Single Dose Enough For H1N1
Lauran Neergaard, AP Medical Writer
WASHINGTON (AP) — There’s good news in the world's flu fight. One dose of the new swine flu vaccine looks strong enough to protect adults and can spark protection within 10 days of the shot, Australian and U.S. researchers said Thursday.
In a study of 240 adults, half younger than 50 and half over, one shot prompted the same kind of immune response indicating protection that is seen with regular flu vaccine. And a standard 15-microgram dose — not the double dose that also was tested — was enough. “It's really striking how incredibly similar this is to every other study of a seasonal flu vaccine I've ever seen,” said Dr. John Treanor, a flu specialist at the University of Rochester who examined the data.
Australian shot maker CSL Ltd. also published results of a study that found between 75 and 96 percent of vaccinated people should be protected with one dose, although scientists initially thought it would take two.
Despite all the headlines about swine flu, which has become the main influenza strain circulating in the world, doctors do expect some garden-variety flu to hit this fall too — the kind that kills 36,000 Americans and hospitalizes 200,000 every year. The winter flu vaccine is widely available now, and U.S. health authorities are urging people to get it out of the way now before swine flu shots start arriving in mid-October.
Waiting to get the first inoculation out of the way “is not in anybody's best interest,” added Dr. Nancy Nielsen, past president of the American Medical Association. She said busy doctors need to have completed regular vaccinations by the time they have to deal with H1N1 shots.
And there's no way to predict how much of either flu strain will circulate. “This year, we are in uncharted territory,” warned Dr. Thomas Frieden, director of the Centers for Disease Control and Prevention.
He said some parts of the Southeast in the past few weeks have experienced as much flu as is usually seen in the middle of winter. So far, it's all the H1N1 variety, with schools and colleges experiencing outbreaks almost as soon as classes began. Indeed, a typical school student who catches swine flu will spread it to two to three classmates, says a new estimate published Thursday in Science.

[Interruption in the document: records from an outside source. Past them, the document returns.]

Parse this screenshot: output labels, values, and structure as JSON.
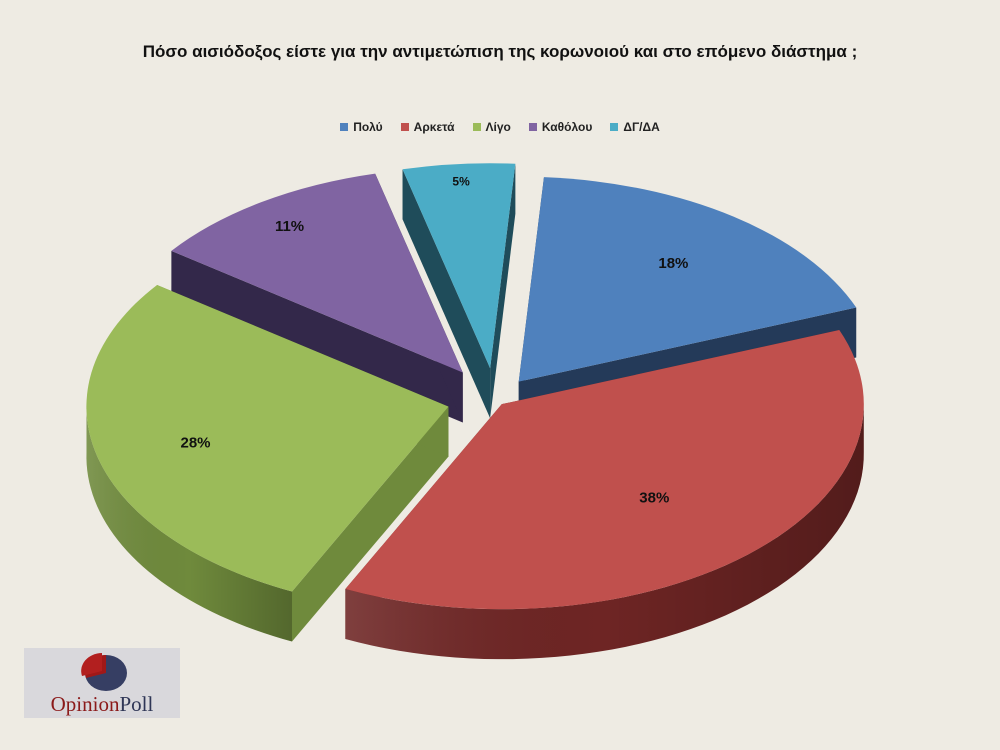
{
  "chart_data": {
    "type": "pie",
    "title": "Πόσο αισιόδοξος είστε για την αντιμετώπιση της κορωνοιού και στο επόμενο διάστημα ;",
    "categories": [
      "Πολύ",
      "Αρκετά",
      "Λίγο",
      "Καθόλου",
      "ΔΓ/ΔΑ"
    ],
    "values": [
      18,
      38,
      28,
      11,
      5
    ],
    "data_labels": [
      "18%",
      "38%",
      "28%",
      "11%",
      "5%"
    ],
    "colors": [
      "#4f81bd",
      "#c0504d",
      "#9bbb59",
      "#8064a2",
      "#4bacc6"
    ],
    "side_colors": [
      "#243a59",
      "#6e2524",
      "#6f8a3c",
      "#33284a",
      "#1f4c5a"
    ],
    "legend_position": "top",
    "style": "3d-exploded"
  },
  "logo": {
    "text_part1": "Opinion",
    "text_part2": "Poll",
    "icon": "opinion-poll-pie-icon"
  }
}
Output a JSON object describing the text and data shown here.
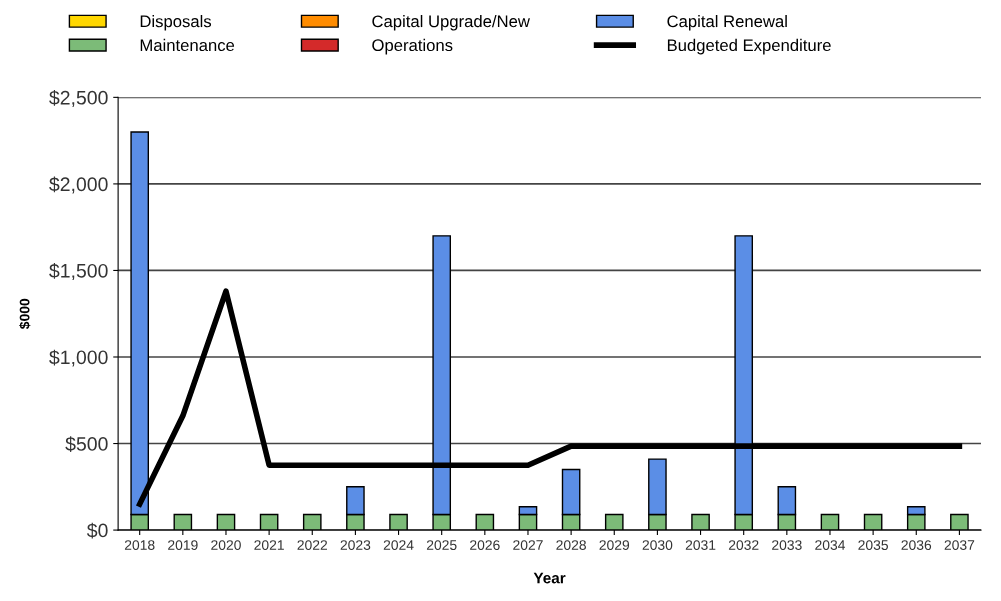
{
  "chart_data": {
    "type": "bar",
    "stacked": true,
    "xlabel": "Year",
    "ylabel": "$000",
    "categories": [
      "2018",
      "2019",
      "2020",
      "2021",
      "2022",
      "2023",
      "2024",
      "2025",
      "2026",
      "2027",
      "2028",
      "2029",
      "2030",
      "2031",
      "2032",
      "2033",
      "2034",
      "2035",
      "2036",
      "2037"
    ],
    "series": [
      {
        "name": "Disposals",
        "color": "#ffd700",
        "values": [
          0,
          0,
          0,
          0,
          0,
          0,
          0,
          0,
          0,
          0,
          0,
          0,
          0,
          0,
          0,
          0,
          0,
          0,
          0,
          0
        ]
      },
      {
        "name": "Maintenance",
        "color": "#7cbb78",
        "values": [
          90,
          90,
          90,
          90,
          90,
          90,
          90,
          90,
          90,
          90,
          90,
          90,
          90,
          90,
          90,
          90,
          90,
          90,
          90,
          90
        ]
      },
      {
        "name": "Capital Upgrade/New",
        "color": "#ff8c00",
        "values": [
          0,
          0,
          0,
          0,
          0,
          0,
          0,
          0,
          0,
          0,
          0,
          0,
          0,
          0,
          0,
          0,
          0,
          0,
          0,
          0
        ]
      },
      {
        "name": "Operations",
        "color": "#d42a2a",
        "values": [
          0,
          0,
          0,
          0,
          0,
          0,
          0,
          0,
          0,
          0,
          0,
          0,
          0,
          0,
          0,
          0,
          0,
          0,
          0,
          0
        ]
      },
      {
        "name": "Capital Renewal",
        "color": "#5b8ee6",
        "values": [
          2210,
          0,
          0,
          0,
          0,
          160,
          0,
          1610,
          0,
          45,
          260,
          0,
          320,
          0,
          1610,
          160,
          0,
          0,
          45,
          0
        ]
      },
      {
        "name": "Budgeted Expenditure",
        "type": "line",
        "color": "#000000",
        "values": [
          150,
          660,
          1380,
          375,
          375,
          375,
          375,
          375,
          375,
          375,
          485,
          485,
          485,
          485,
          485,
          485,
          485,
          485,
          485,
          485
        ]
      }
    ],
    "ylim": [
      0,
      2500
    ],
    "yticks": [
      {
        "value": 0,
        "label": "$0"
      },
      {
        "value": 500,
        "label": "$500"
      },
      {
        "value": 1000,
        "label": "$1,000"
      },
      {
        "value": 1500,
        "label": "$1,500"
      },
      {
        "value": 2000,
        "label": "$2,000"
      },
      {
        "value": 2500,
        "label": "$2,500"
      }
    ],
    "grid": "y",
    "legend": "top"
  }
}
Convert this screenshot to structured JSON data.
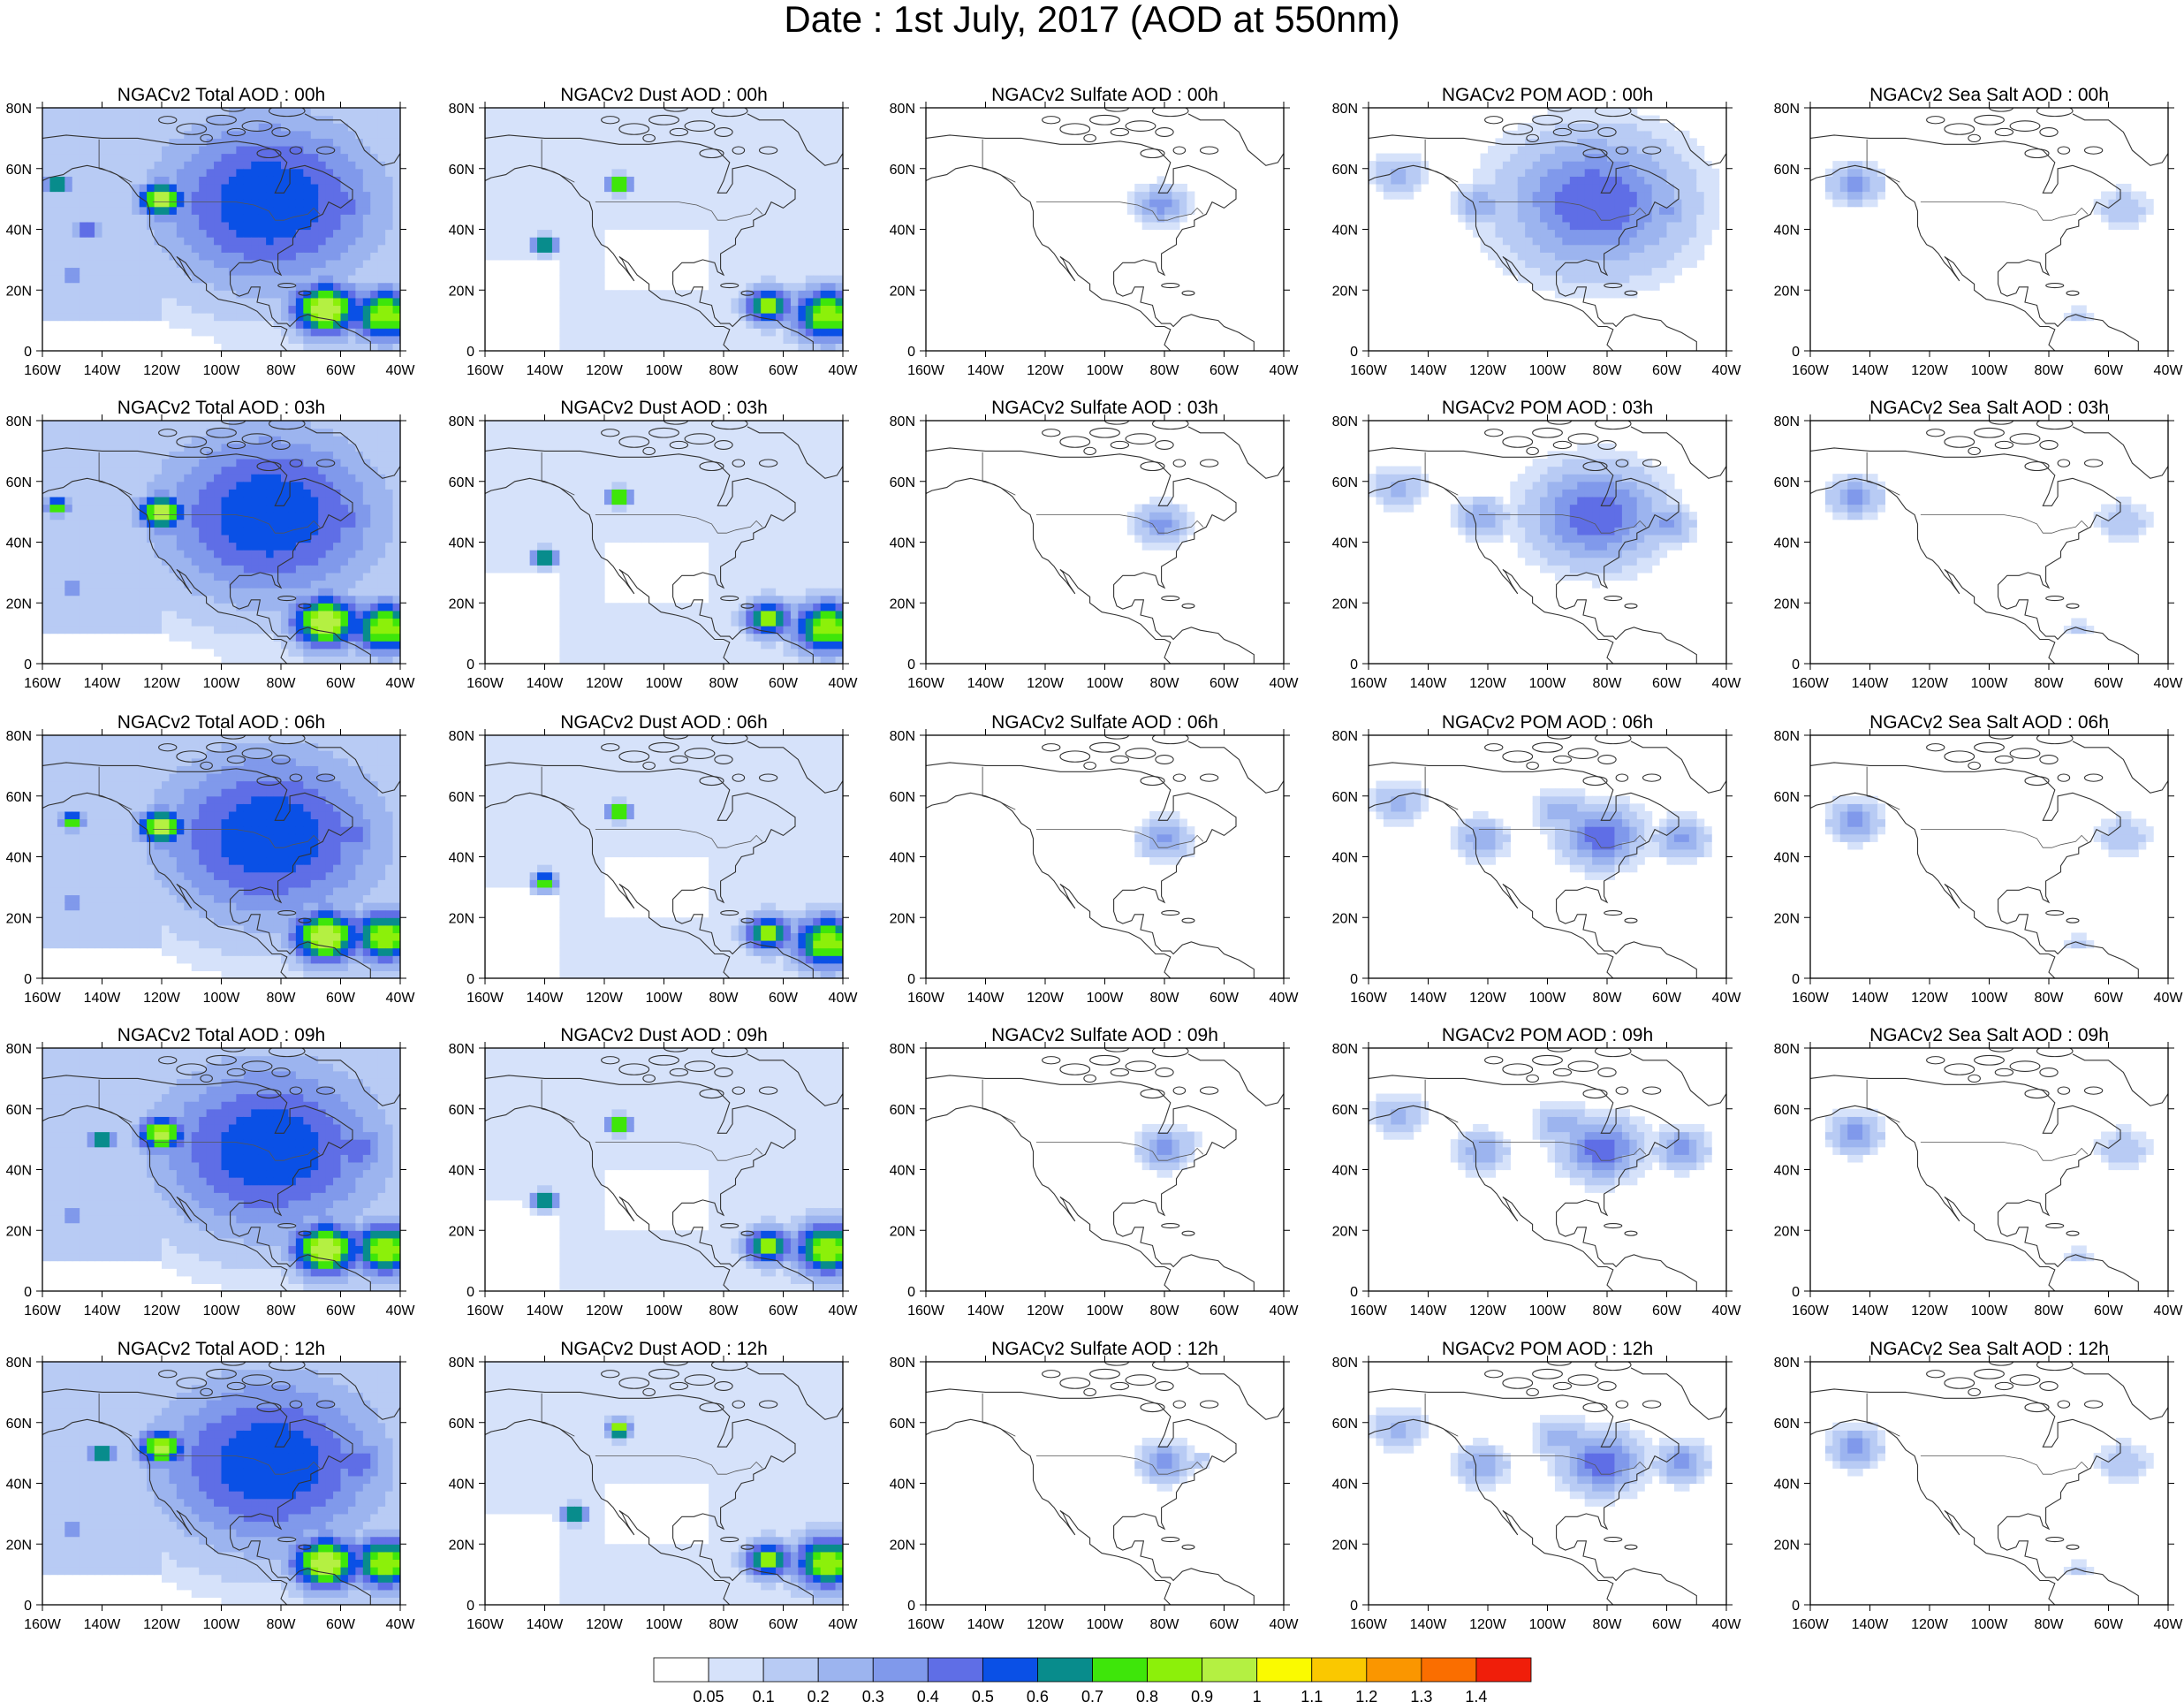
{
  "figure": {
    "title": "Date : 1st July, 2017 (AOD at 550nm)"
  },
  "chart_data": {
    "type": "heatmap",
    "map_region": "North America",
    "xlim": [
      -160,
      -40
    ],
    "ylim": [
      0,
      80
    ],
    "x_ticks": [
      "160W",
      "140W",
      "120W",
      "100W",
      "80W",
      "60W",
      "40W"
    ],
    "y_ticks": [
      "0",
      "20N",
      "40N",
      "60N",
      "80N"
    ],
    "columns": [
      "Total",
      "Dust",
      "Sulfate",
      "POM",
      "Sea Salt"
    ],
    "rows": [
      "00h",
      "03h",
      "06h",
      "09h",
      "12h"
    ],
    "panel_titles": [
      [
        "NGACv2 Total AOD : 00h",
        "NGACv2 Dust AOD : 00h",
        "NGACv2 Sulfate AOD : 00h",
        "NGACv2 POM AOD : 00h",
        "NGACv2 Sea Salt AOD : 00h"
      ],
      [
        "NGACv2 Total AOD : 03h",
        "NGACv2 Dust AOD : 03h",
        "NGACv2 Sulfate AOD : 03h",
        "NGACv2 POM AOD : 03h",
        "NGACv2 Sea Salt AOD : 03h"
      ],
      [
        "NGACv2 Total AOD : 06h",
        "NGACv2 Dust AOD : 06h",
        "NGACv2 Sulfate AOD : 06h",
        "NGACv2 POM AOD : 06h",
        "NGACv2 Sea Salt AOD : 06h"
      ],
      [
        "NGACv2 Total AOD : 09h",
        "NGACv2 Dust AOD : 09h",
        "NGACv2 Sulfate AOD : 09h",
        "NGACv2 POM AOD : 09h",
        "NGACv2 Sea Salt  AOD : 09h"
      ],
      [
        "NGACv2 Total AOD  : 12h",
        "NGACv2 Dust AOD : 12h",
        "NGACv2 Sulfate AOD : 12h",
        "NGACv2 POM  AOD : 12h",
        "NGACv2 Sea Salt  AOD : 12h"
      ]
    ],
    "colorbar": {
      "levels": [
        "0.05",
        "0.1",
        "0.2",
        "0.3",
        "0.4",
        "0.5",
        "0.6",
        "0.7",
        "0.8",
        "0.9",
        "1",
        "1.1",
        "1.2",
        "1.3",
        "1.4"
      ],
      "colors": [
        "#ffffff",
        "#d6e2fa",
        "#b8cbf4",
        "#9cb4ef",
        "#8099eb",
        "#5f6ee6",
        "#0a50e6",
        "#088c8c",
        "#3ee60a",
        "#8cf00a",
        "#b4f042",
        "#fafa00",
        "#fac800",
        "#fa9600",
        "#fa6e00",
        "#f01e0a"
      ]
    },
    "fields": {
      "Total": [
        [
          [
            -120,
            50,
            2,
            1.0
          ],
          [
            -155,
            55,
            1,
            0.9
          ],
          [
            -90,
            55,
            1,
            0.7
          ],
          [
            -84,
            49,
            10,
            0.6
          ],
          [
            -65,
            14,
            3,
            1.0
          ],
          [
            -45,
            12,
            3,
            0.9
          ],
          [
            -150,
            25,
            1,
            0.5
          ],
          [
            -145,
            40,
            1,
            0.6
          ],
          [
            -58,
            47,
            2,
            0.5
          ]
        ],
        [
          [
            -120,
            50,
            2,
            1.0
          ],
          [
            -155,
            52,
            1,
            0.9
          ],
          [
            -90,
            55,
            1,
            0.7
          ],
          [
            -84,
            49,
            10,
            0.6
          ],
          [
            -65,
            14,
            3,
            1.0
          ],
          [
            -45,
            12,
            3,
            0.9
          ],
          [
            -150,
            25,
            1,
            0.5
          ],
          [
            -58,
            47,
            2,
            0.5
          ]
        ],
        [
          [
            -120,
            50,
            2,
            1.0
          ],
          [
            -150,
            52,
            1,
            0.9
          ],
          [
            -90,
            55,
            1,
            0.7
          ],
          [
            -84,
            47,
            10,
            0.6
          ],
          [
            -65,
            14,
            3,
            1.0
          ],
          [
            -45,
            14,
            3,
            0.9
          ],
          [
            -150,
            25,
            1,
            0.5
          ],
          [
            -55,
            47,
            2,
            0.5
          ]
        ],
        [
          [
            -120,
            52,
            2,
            1.0
          ],
          [
            -140,
            50,
            1,
            0.9
          ],
          [
            -90,
            55,
            1,
            0.7
          ],
          [
            -84,
            47,
            10,
            0.6
          ],
          [
            -65,
            14,
            3,
            1.0
          ],
          [
            -45,
            14,
            3,
            0.9
          ],
          [
            -150,
            25,
            1,
            0.5
          ],
          [
            -55,
            47,
            3,
            0.5
          ],
          [
            -124,
            48,
            7,
            0.12
          ]
        ],
        [
          [
            -120,
            52,
            2,
            1.0
          ],
          [
            -140,
            50,
            1,
            0.9
          ],
          [
            -90,
            55,
            1,
            0.7
          ],
          [
            -84,
            47,
            10,
            0.6
          ],
          [
            -65,
            14,
            3,
            1.0
          ],
          [
            -45,
            14,
            3,
            0.9
          ],
          [
            -150,
            25,
            1,
            0.5
          ],
          [
            -55,
            47,
            3,
            0.5
          ],
          [
            -124,
            48,
            7,
            0.12
          ]
        ]
      ],
      "Dust": [
        [
          [
            -115,
            55,
            1,
            1.0
          ],
          [
            -140,
            35,
            1,
            0.9
          ],
          [
            -65,
            15,
            2,
            0.9
          ],
          [
            -45,
            12,
            3,
            0.9
          ]
        ],
        [
          [
            -115,
            55,
            1,
            1.0
          ],
          [
            -140,
            35,
            1,
            0.9
          ],
          [
            -65,
            15,
            2,
            0.9
          ],
          [
            -45,
            12,
            3,
            0.9
          ]
        ],
        [
          [
            -115,
            55,
            1,
            1.0
          ],
          [
            -140,
            32,
            1,
            0.9
          ],
          [
            -65,
            15,
            2,
            0.9
          ],
          [
            -45,
            12,
            3,
            0.9
          ]
        ],
        [
          [
            -115,
            55,
            1,
            1.0
          ],
          [
            -140,
            30,
            1,
            0.9
          ],
          [
            -65,
            15,
            2,
            0.9
          ],
          [
            -45,
            14,
            3,
            0.9
          ]
        ],
        [
          [
            -115,
            58,
            1,
            1.0
          ],
          [
            -130,
            30,
            1,
            0.9
          ],
          [
            -65,
            15,
            2,
            0.9
          ],
          [
            -45,
            14,
            3,
            0.9
          ]
        ]
      ],
      "Sulfate": [
        [
          [
            -81,
            48,
            2,
            0.35
          ]
        ],
        [
          [
            -81,
            46,
            2,
            0.35
          ]
        ],
        [
          [
            -80,
            46,
            2,
            0.35
          ]
        ],
        [
          [
            -80,
            47,
            2,
            0.35
          ],
          [
            -72,
            50,
            1,
            0.15
          ]
        ],
        [
          [
            -80,
            47,
            2,
            0.35
          ],
          [
            -68,
            48,
            1,
            0.15
          ]
        ]
      ],
      "POM": [
        [
          [
            -84,
            49,
            7,
            0.5
          ],
          [
            -60,
            46,
            2,
            0.35
          ],
          [
            -95,
            57,
            2,
            0.3
          ],
          [
            -122,
            48,
            2,
            0.3
          ],
          [
            -150,
            58,
            2,
            0.25
          ]
        ],
        [
          [
            -84,
            49,
            5,
            0.5
          ],
          [
            -60,
            46,
            2,
            0.35
          ],
          [
            -95,
            57,
            2,
            0.3
          ],
          [
            -122,
            48,
            2,
            0.3
          ],
          [
            -150,
            58,
            2,
            0.25
          ]
        ],
        [
          [
            -82,
            47,
            3,
            0.5
          ],
          [
            -55,
            46,
            2,
            0.35
          ],
          [
            -95,
            55,
            2,
            0.3
          ],
          [
            -122,
            46,
            2,
            0.3
          ],
          [
            -150,
            58,
            2,
            0.25
          ]
        ],
        [
          [
            -82,
            47,
            3,
            0.5
          ],
          [
            -55,
            47,
            2,
            0.35
          ],
          [
            -95,
            55,
            2,
            0.3
          ],
          [
            -122,
            46,
            2,
            0.3
          ],
          [
            -150,
            58,
            2,
            0.25
          ]
        ],
        [
          [
            -82,
            47,
            3,
            0.5
          ],
          [
            -55,
            47,
            2,
            0.35
          ],
          [
            -95,
            55,
            2,
            0.3
          ],
          [
            -122,
            46,
            2,
            0.3
          ],
          [
            -150,
            58,
            2,
            0.25
          ]
        ]
      ],
      "Sea Salt": [
        [
          [
            -145,
            55,
            2,
            0.35
          ],
          [
            -55,
            47,
            2,
            0.2
          ],
          [
            -70,
            12,
            1,
            0.15
          ]
        ],
        [
          [
            -145,
            55,
            2,
            0.35
          ],
          [
            -55,
            47,
            2,
            0.2
          ],
          [
            -70,
            12,
            1,
            0.15
          ]
        ],
        [
          [
            -145,
            52,
            2,
            0.35
          ],
          [
            -55,
            47,
            2,
            0.2
          ],
          [
            -70,
            12,
            1,
            0.15
          ]
        ],
        [
          [
            -145,
            52,
            2,
            0.35
          ],
          [
            -55,
            47,
            2,
            0.2
          ],
          [
            -70,
            12,
            1,
            0.15
          ]
        ],
        [
          [
            -145,
            52,
            2,
            0.35
          ],
          [
            -55,
            47,
            2,
            0.2
          ],
          [
            -70,
            12,
            1,
            0.15
          ]
        ]
      ]
    }
  }
}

The study found the same side effects people experience with regular flu vaccine, which is no surprise since this shot is merely a recipe change from the annual standby. About 45 percent of recipients had mild reactions such as a headache, sore arm or redness at the shot site.
One dose means tight supplies of H1N1 vaccine won't be stretched so badly after all. The U.S. has ordered 195 million doses, based on the hope that 15 micrograms was indeed the right dose. Had it taken twice that dose, or two shots apiece, half as many people could have received the vaccine.